Nach den Anschlägen in Madrid: Schily behält vorerst die Ruhe

Nach den Anschlägen in Madrid
Schily behält vorerst die Ruhe

Bundesinnenminister Otto Schily (SPD) sieht die Sicherheitslage in Deutschland nach den Anschlägen in Madrid vorerst nicht verändert. Falls sich der Verdacht erhärte, dass die moslemische Extremisten-Gruppe El Kaida hinter der Serie stecke, ergebe sich allerdings eine neue Lage, sagte Schily am Freitag.

HB BERLIN. Bei den Anschlägen auf Pendlerzüge waren am Vortag fast 200 Menschen getötet und mehr als 1400 verletzt worden. Alles spreche dafür, dass es sich um ein Attentat der baskischen Separatistengruppe ETA handele, sagte Schily im Deutschlandfunk. Auch der SPD-Innenpolitiker Dieter Wiefelspütz und Bayerns Innenminister Günther Beckstein (CSU) halten eine Neubewertung der Sicherheitslage für nötig, falls sich der El-Kaida-Verdacht erhärten sollte.

„Es hat sich die Gefahrenlage in Deutschland nicht verändert“, sagte Schily. Für eine Täterschaft der ETA spreche, dass der bei den Anschlägen verwendete Sprengstoff bereits früher von der Gruppe benutzt worden sei.
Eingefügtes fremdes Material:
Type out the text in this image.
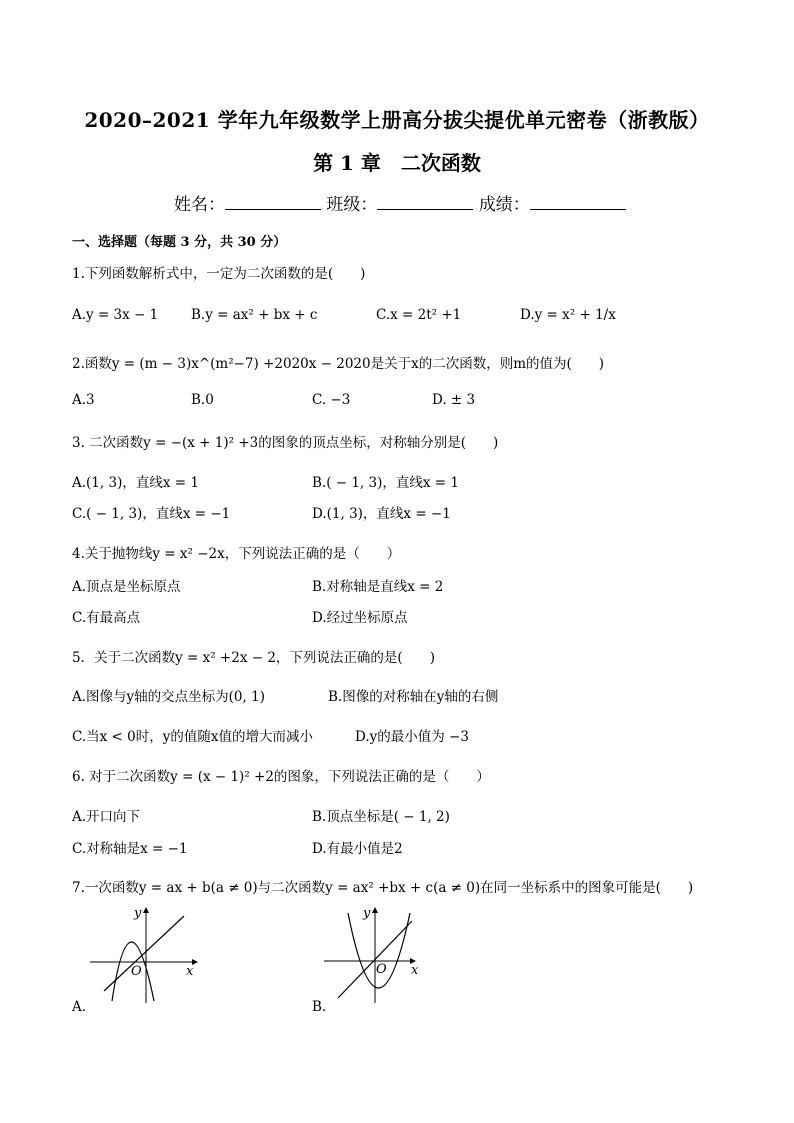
2020–2021 学年九年级数学上册高分拔尖提优单元密卷（浙教版）
第 1 章　二次函数
姓名：	班级：	成绩：
一、选择题（每题 3 分，共 30 分）
1.下列函数解析式中，一定为二次函数的是(　　)
A.y = 3x − 1 B.y = ax² + bx + c	C.x = 2t² +1	D.y = x² + 1/x
2.函数y = (m − 3)x^(m²−7) +2020x − 2020是关于x的二次函数，则m的值为(　　)
A.3	B.0	C. −3	D. ± 3
3. 二次函数y = −(x + 1)² +3的图象的顶点坐标，对称轴分别是(　　)
A.(1, 3)，直线x = 1	B.( − 1, 3)，直线x = 1
C.( − 1, 3)，直线x = −1	D.(1, 3)，直线x = −1
4.关于抛物线y = x² −2x，下列说法正确的是（　　）
A.顶点是坐标原点	B.对称轴是直线x = 2
C.有最高点	D.经过坐标原点
5．关于二次函数y = x² +2x − 2，下列说法正确的是(　　)
A.图像与y轴的交点坐标为(0, 1)	B.图像的对称轴在y轴的右侧
C.当x < 0时，y的值随x值的增大而减小	D.y的最小值为 −3
6. 对于二次函数y = (x − 1)² +2的图象，下列说法正确的是（　　）
A.开口向下	B.顶点坐标是( − 1, 2)
C.对称轴是x = −1	D.有最小值是2
7.一次函数y = ax + b(a ≠ 0)与二次函数y = ax² +bx + c(a ≠ 0)在同一坐标系中的图象可能是(　　)
y
x
O
A.
y
x
O
B.
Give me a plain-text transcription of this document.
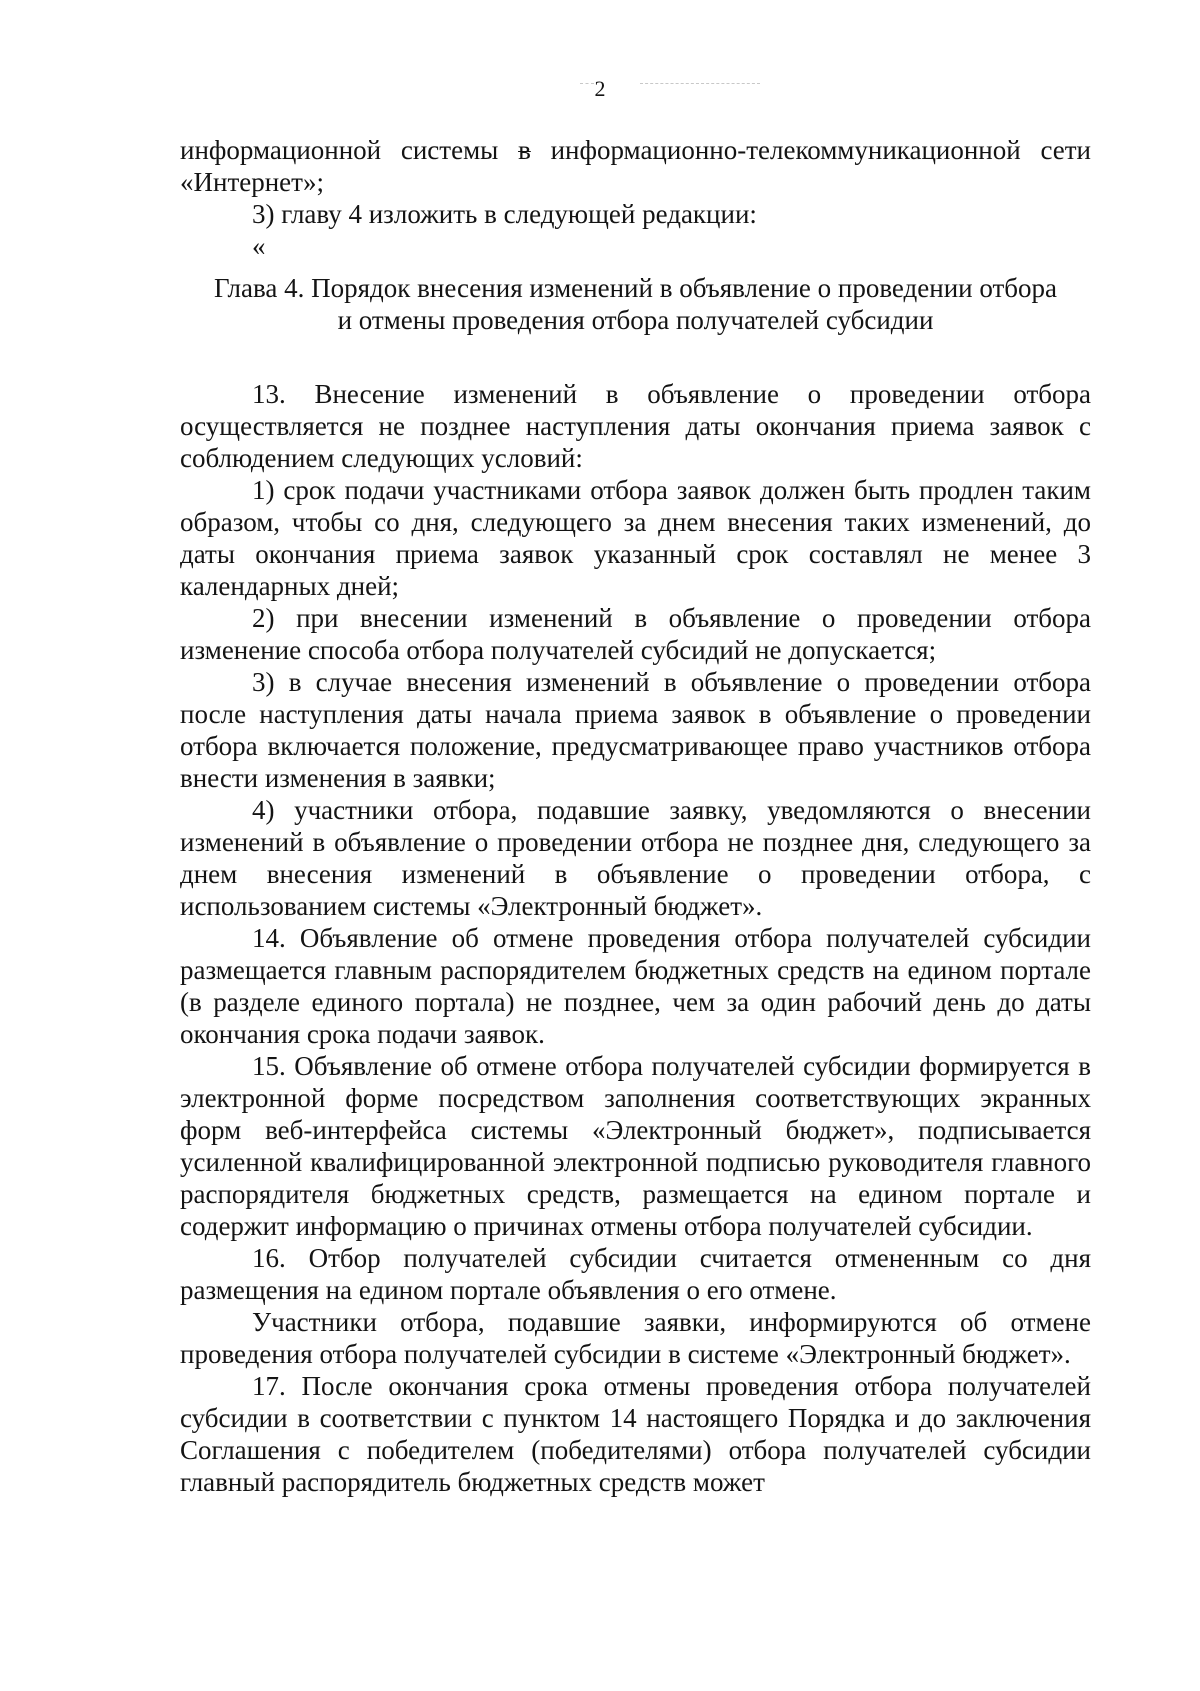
2

информационной системы в информационно-телекоммуникационной сети «Интернет»;

3) главу 4 изложить в следующей редакции:

«

Глава 4. Порядок внесения изменений в объявление о проведении отбора
и отмены проведения отбора получателей субсидии

13. Внесение изменений в объявление о проведении отбора осуществляется не позднее наступления даты окончания приема заявок с соблюдением следующих условий:

1) срок подачи участниками отбора заявок должен быть продлен таким образом, чтобы со дня, следующего за днем внесения таких изменений, до даты окончания приема заявок указанный срок составлял не менее 3 календарных дней;

2) при внесении изменений в объявление о проведении отбора изменение способа отбора получателей субсидий не допускается;

3) в случае внесения изменений в объявление о проведении отбора после наступления даты начала приема заявок в объявление о проведении отбора включается положение, предусматривающее право участников отбора внести изменения в заявки;

4) участники отбора, подавшие заявку, уведомляются о внесении изменений в объявление о проведении отбора не позднее дня, следующего за днем внесения изменений в объявление о проведении отбора, с использованием системы «Электронный бюджет».

14. Объявление об отмене проведения отбора получателей субсидии размещается главным распорядителем бюджетных средств на едином портале (в разделе единого портала) не позднее, чем за один рабочий день до даты окончания срока подачи заявок.

15. Объявление об отмене отбора получателей субсидии формируется в электронной форме посредством заполнения соответствующих экранных форм веб-интерфейса системы «Электронный бюджет», подписывается усиленной квалифицированной электронной подписью руководителя главного распорядителя бюджетных средств, размещается на едином портале и содержит информацию о причинах отмены отбора получателей субсидии.

16. Отбор получателей субсидии считается отмененным со дня размещения на едином портале объявления о его отмене.

Участники отбора, подавшие заявки, информируются об отмене проведения отбора получателей субсидии в системе «Электронный бюджет».

17. После окончания срока отмены проведения отбора получателей субсидии в соответствии с пунктом 14 настоящего Порядка и до заключения Соглашения с победителем (победителями) отбора получателей субсидии главный распорядитель бюджетных средств может
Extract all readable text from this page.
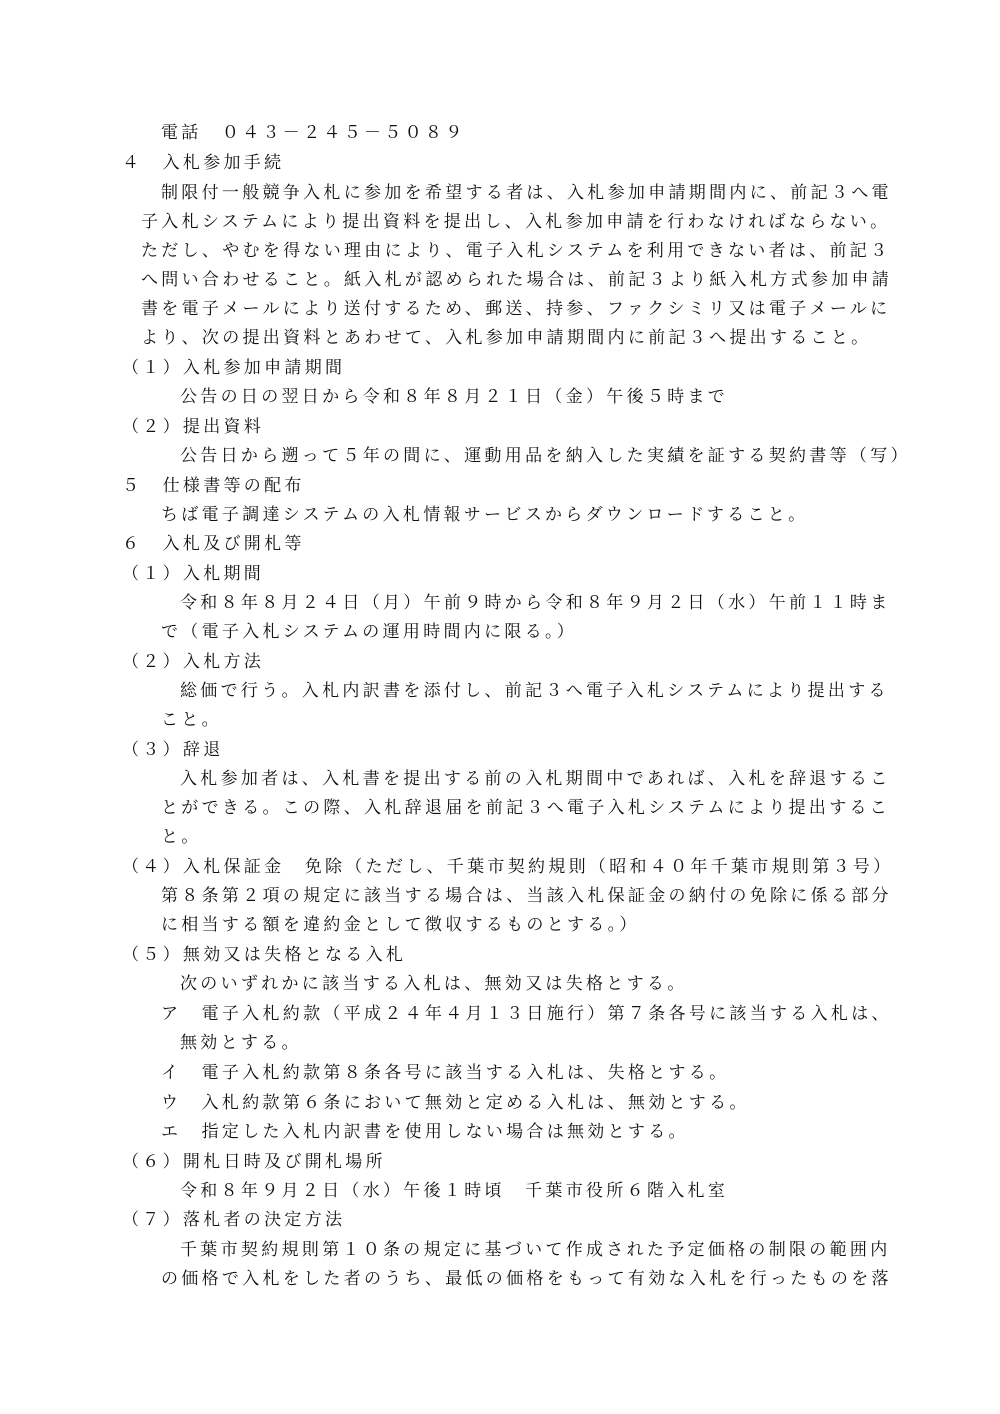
電話　０４３－２４５－５０８９
４　入札参加手続
制限付一般競争入札に参加を希望する者は、入札参加申請期間内に、前記３へ電
子入札システムにより提出資料を提出し、入札参加申請を行わなければならない。
ただし、やむを得ない理由により、電子入札システムを利用できない者は、前記３
へ問い合わせること。紙入札が認められた場合は、前記３より紙入札方式参加申請
書を電子メールにより送付するため、郵送、持参、ファクシミリ又は電子メールに
より、次の提出資料とあわせて、入札参加申請期間内に前記３へ提出すること。
（１）入札参加申請期間
公告の日の翌日から令和８年８月２１日（金）午後５時まで
（２）提出資料
公告日から遡って５年の間に、運動用品を納入した実績を証する契約書等（写）
５　仕様書等の配布
ちば電子調達システムの入札情報サービスからダウンロードすること。
６　入札及び開札等
（１）入札期間
令和８年８月２４日（月）午前９時から令和８年９月２日（水）午前１１時ま
で（電子入札システムの運用時間内に限る。）
（２）入札方法
総価で行う。入札内訳書を添付し、前記３へ電子入札システムにより提出する
こと。
（３）辞退
入札参加者は、入札書を提出する前の入札期間中であれば、入札を辞退するこ
とができる。この際、入札辞退届を前記３へ電子入札システムにより提出するこ
と。
（４）入札保証金　免除（ただし、千葉市契約規則（昭和４０年千葉市規則第３号）
第８条第２項の規定に該当する場合は、当該入札保証金の納付の免除に係る部分
に相当する額を違約金として徴収するものとする。）
（５）無効又は失格となる入札
次のいずれかに該当する入札は、無効又は失格とする。
ア　電子入札約款（平成２４年４月１３日施行）第７条各号に該当する入札は、
無効とする。
イ　電子入札約款第８条各号に該当する入札は、失格とする。
ウ　入札約款第６条において無効と定める入札は、無効とする。
エ　指定した入札内訳書を使用しない場合は無効とする。
（６）開札日時及び開札場所
令和８年９月２日（水）午後１時頃　千葉市役所６階入札室
（７）落札者の決定方法
千葉市契約規則第１０条の規定に基づいて作成された予定価格の制限の範囲内
の価格で入札をした者のうち、最低の価格をもって有効な入札を行ったものを落
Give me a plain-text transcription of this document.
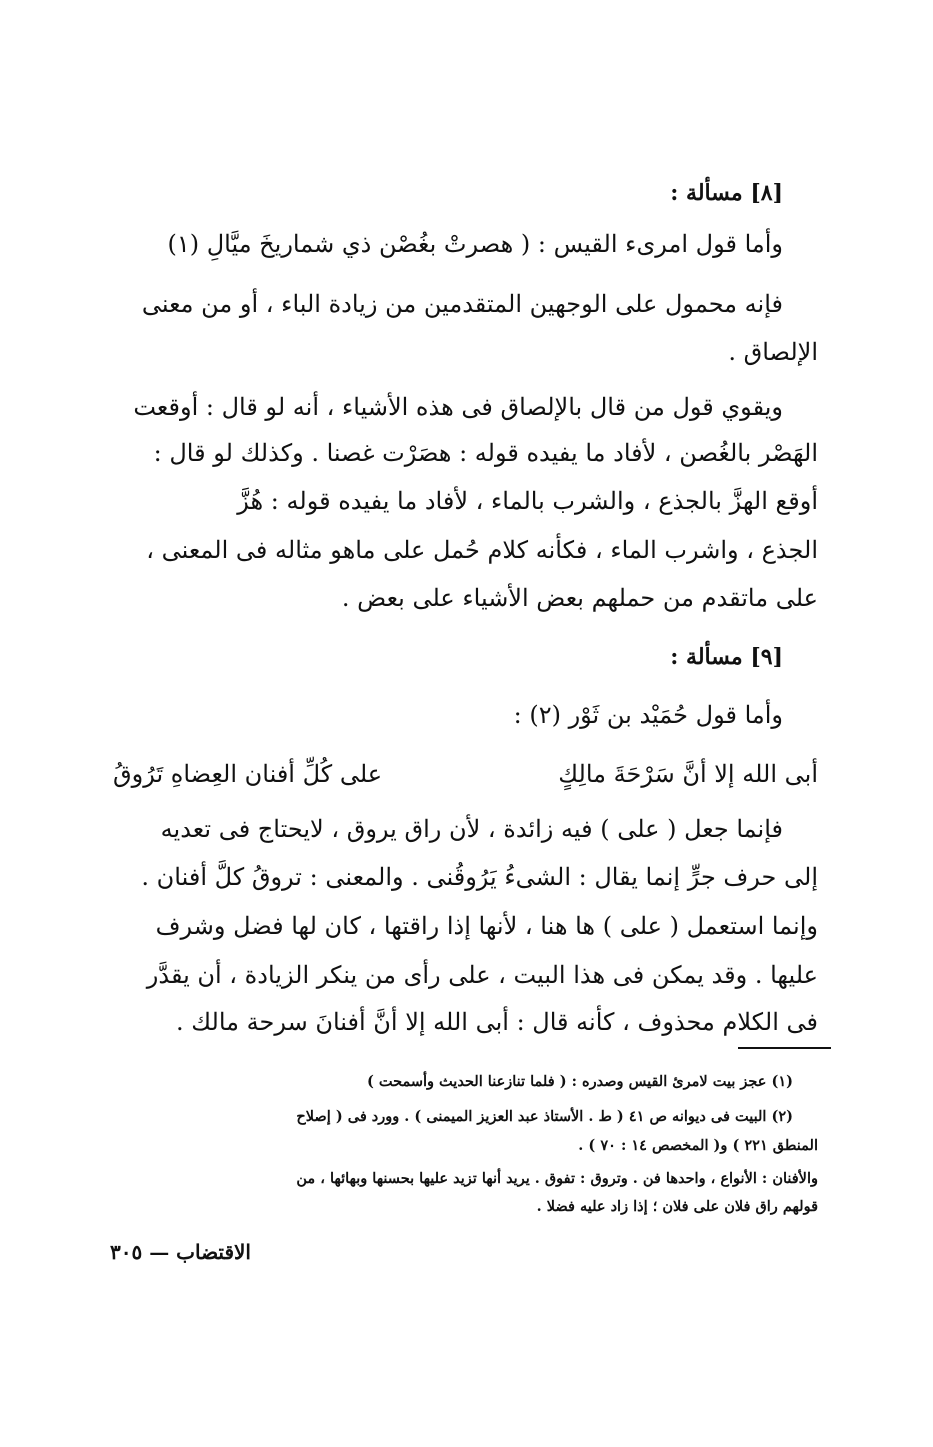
[٨] مسألة :
وأما قول امرىء القيس : ( هصرتْ بغُصْن ذي شماريخَ ميَّالِ (١)
فإنه محمول على الوجهين المتقدمين من زيادة الباء ، أو من معنى
الإلصاق .
ويقوي قول من قال بالإلصاق فى هذه الأشياء ، أنه لو قال : أوقعت
الهَصْر بالغُصن ، لأفاد ما يفيده قوله : هصَرْت غصنا . وكذلك لو قال :
أوقع الهزَّ بالجذع ، والشرب بالماء ، لأفاد ما يفيده قوله : هُزَّ
الجذع ، واشرب الماء ، فكأنه كلام حُمل على ماهو مثاله فى المعنى ،
على ماتقدم من حملهم بعض الأشياء على بعض .
[٩] مسألة :
وأما قول حُمَيْد بن ثَوْر (٢) :
أبى الله إلا أنَّ سَرْحَةَ مالِكٍ
على كُلِّ أفنان العِضاهِ تَرُوقُ
فإنما جعل ( على ) فيه زائدة ، لأن راق يروق ، لايحتاج فى تعديه
إلى حرف جرٍّ إنما يقال : الشىءُ يَرُوقُنى . والمعنى : تروقُ كلَّ أفنان .
وإنما استعمل ( على ) ها هنا ، لأنها إذا راقتها ، كان لها فضل وشرف
عليها . وقد يمكن فى هذا البيت ، على رأى من ينكر الزيادة ، أن يقدَّر
فى الكلام محذوف ، كأنه قال : أبى الله إلا أنَّ أفنانَ سرحة مالك .
(١) عجز بيت لامرئ القيس وصدره : ( فلما تنازعنا الحديث وأسمحت )
(٢) البيت فى ديوانه ص ٤١ ( ط . الأستاذ عبد العزيز الميمنى ) . وورد فى ( إصلاح
المنطق ٢٢١ ) و( المخصص ١٤ : ٧٠ ) .
والأفنان : الأنواع ، واحدها فن . وتروق : تفوق . يريد أنها تزيد عليها بحسنها وبهائها ، من
قولهم راق فلان على فلان ؛ إذا زاد عليه فضلا .
الاقتضاب — ٣٠٥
Außerdem habe die spanische Polizei im Dezember 2003 einen ähnlichen Anschlag verhindert. „Alle Argumente sprechen nach meiner Überzeugung für einen ETA-Anschlag“, betonte er.

Auch Bundeskanzler Gerhard Schröder hat erklärt, dass sich die Sicherheitslage in Deutschland nicht verändert habe. „Wir haben alles getan im Moment, was zu tun ist“, sagte Bundesjustizministerin Brigitte Zypries (SPD) am Freitag vor der Sitzung des Bundesrats in Berlin auf die Frage nach den Konsequenzen. „Was nicht heißt, dass man nicht irgendwann nochmal die Sicherheitslage sehr sorgfältig beobachten muss.“ Sie verwies darauf, dass die Kontrollen Sache der Länder seien.

Dagegen hatte der bayerische Ministerpräsident Edmund Stoiber (CSU) gefordert: „Was für Deutschland sicherlich von entscheidender Bedeutung ist, dass wir die Verdachtsausweisung erleichtern müssen.“ Dies sei entscheidend für einen Kompromiss in der Zuwanderungsdebatte. Stoiber machte deutlich, dass aus seiner Sicht die deutschen Sicherheitsinteressen höher einzuschätzen sein könnten als die Gefahr, jemanden zu unrecht auszuweisen. „Wir haben Tausende von solchen Personen hier in diesem Land, die leider nicht ausgewiesen werden können“, sagte er.